The Monte Carlo simulation is a mathematical technique that uses random sampling to generate multiple sets of values for a given model or function. This allows us to calculate the expected value and risk associated with the model or function, and to explore the uncertainty and sensitivity of the model or function to changes in the input variables.
To implement a Monte Carlo simulation in JavaScript, we can use the built-in Math.random()
function to generate random numbers, and then use these numbers to sample from the distribution of the input variables.

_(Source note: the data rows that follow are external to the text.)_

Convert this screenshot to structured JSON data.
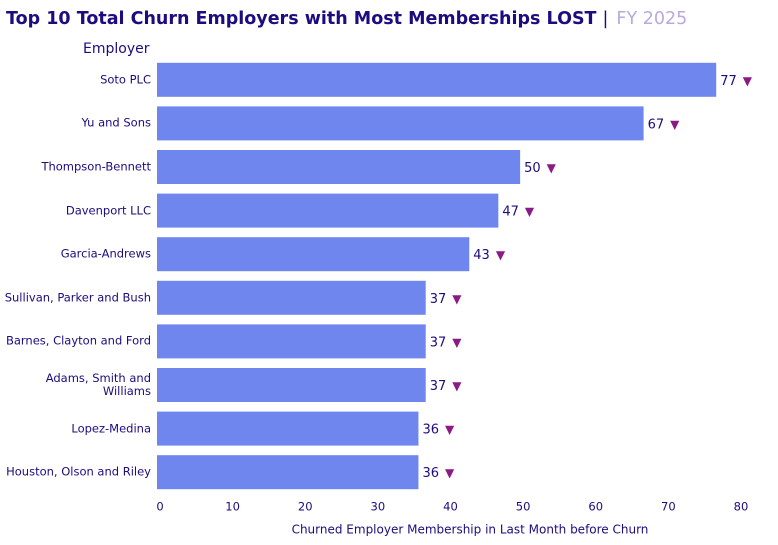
{
  "chart_data": {
    "type": "bar",
    "orientation": "horizontal",
    "title": "Top 10 Total Churn Employers with Most Memberships LOST",
    "title_separator": "|",
    "subtitle": "FY 2025",
    "y_axis_label": "Employer",
    "x_axis_label": "Churned Employer Membership in Last Month before Churn",
    "categories": [
      "Soto PLC",
      "Yu and Sons",
      "Thompson-Bennett",
      "Davenport LLC",
      "Garcia-Andrews",
      "Sullivan, Parker and Bush",
      "Barnes, Clayton and Ford",
      "Adams, Smith and Williams",
      "Lopez-Medina",
      "Houston, Olson and Riley"
    ],
    "values": [
      77,
      67,
      50,
      47,
      43,
      37,
      37,
      37,
      36,
      36
    ],
    "value_marker": "▼",
    "color": "#6f86ef",
    "marker_color": "#8b1a85",
    "xlim": [
      0,
      80
    ],
    "xticks": [
      0,
      10,
      20,
      30,
      40,
      50,
      60,
      70,
      80
    ],
    "grid": false
  }
}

We can then use these samples to evaluate the model or function, and to calculate the expected value and risk associated with the model or function.
Here is an example of a Monte Carlo simulation in JavaScript that calculates the expected value and risk associated with the price of a stock:
// Define the model or function
function stockPrice(currentPrice, expectedReturn, volatility) {
// Sample from the distribution of the input variables
let randomReturn = Math.random() * 2 * expectedReturn - expectedReturn;
let randomVolatility = Math.random() * 2 * volatility - volatility;
// Calculate the expected value and risk associated with the model or function
let expectedValue = currentPrice * (1 + randomReturn);
let risk = currentPrice * randomVolatility;
return { expectedValue, risk };
}
// Run the Monte Carlo simulation
let simulations = 1000;
let results = [];
for (let i = 0; i < simulations; i++) {
let result = stockPrice(100, 0.1, 0.2);
results.push(result);
}
// Calculate the average expected value and risk
let expectedValues = results.map(result => result.expectedValue);
let risks = results.map(result => result.risk);
let averageExpectedValue = expectedValues.reduce((a, b) => a + b) / simulations;
let averageRisk = risks.reduce((a, b) => a + b) / simulations;
// Print the results
console.log(`Average expected value: ${averageExpectedValue}`);
console.log(`Average risk: ${averageRisk}`);
In this example, we define the stockPrice
function as our model or function, and then sample from the distribution of the input variables (the current price, expected return, and volatility) using the Math.random()
function. We then calculate the expected value and risk associated with the model or function, and return these values as an object.
Next, we run the Monte Carlo simulation by calling the stockPrice
function multiple times (in this case, 1000 times) and storing the results in an array. We then calculate the average expected value and risk by summing the values in the array and dividing by the number of simulations. Finally, we print the results to the console.
This is just one example of how to implement a Monte Carlo simulation in JavaScript. There are many different variations and approaches to this technique, and the specific implementation will depend on the specific model or function that we are trying to evaluate.